Even though the fourth-quarter dividend has been cut again, management is still following their mission statement of trying to preserve the book value while still paying a dividend of more than 10%.
AGNC's stock price is unquestionably tied to its dividend and its book value. Based on the current dividend of $0.65, I believe the stock has room to go lower. The table below shows the lows (and subsequently the highest yields) of the last five quarters. The average yield has been 19.02%, which would be $13.67 per share. I don't see the stock price getting that far below book value, though. Based on this history, I could conservatively see AGNC going down to $16.77, which would be a 15.5% yield.
Even though the current quarter's dividend was only $0.65, the total gain could be closer to $0.98 per share. This is assuming management was able to weather the fourth quarter without a loss to their book value. At the end of September, the book value was $10,180,200,000 ($25.27 per share on 402.85 million shares). During the quarter, management spent $587,690,000 on buybacks ($20.84 per share on 20.8 million shares). This leaves 374.66 million shares left at a total book value of $9,592,510,000, which is $25.60 per share of book value. This is $0.33 more than the end of the third quarter. By buying back shares at a significant discount to book value management was able to increase the remaining book value per share.
Another reason I am confident in American Capital Agency's ability to make money in the future is because management is confident. The following is a quote from the Q3 2013 Shareholder Presentation:
While the short term outlook is difficult to predict, we do believe that asset positioning for the intermediate to longer term (2 -5 years) is more straightforward.

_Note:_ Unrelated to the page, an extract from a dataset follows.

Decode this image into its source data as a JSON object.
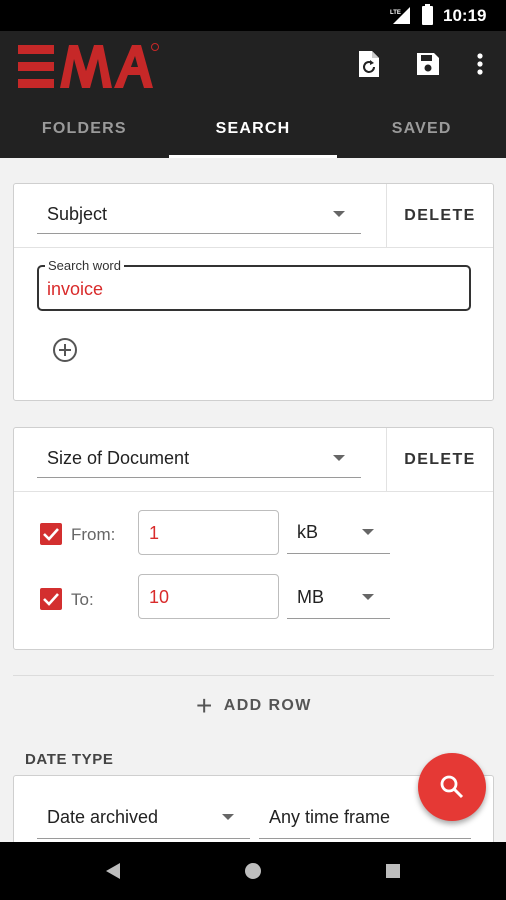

Gary Kain and other insiders have also made the biggest endorsement of the company they could; they risked their own money. Since Oct. 31, 2013, insiders have purchased 33,500 shares.
On the surface an 18.75% cut to the dividend would not seem like a good quarter, and by all accounts it probably wasn't. And while I think the stock will continue to fall (as far as $16.77) in the near term, I believe soon could be a good time to start accumulating more shares. By repurchasing 20.8 million shares in the quarter, AGNC is still following their core mission of trying to preserve book value while paying out a respectable dividend (more than 10%). My estimation is that by buying back stock under book value, the valuation of the remaining stock increased by $0.33. This, added to the dividend of $0.65, would give a total gain of $0.98 for the quarter. A gain of $0.98 per quarter at the current price of $19.12 would be an annualized gain of 20.50%, which is not nearly as bad a quarter as an 18.75% dividend cut sounds.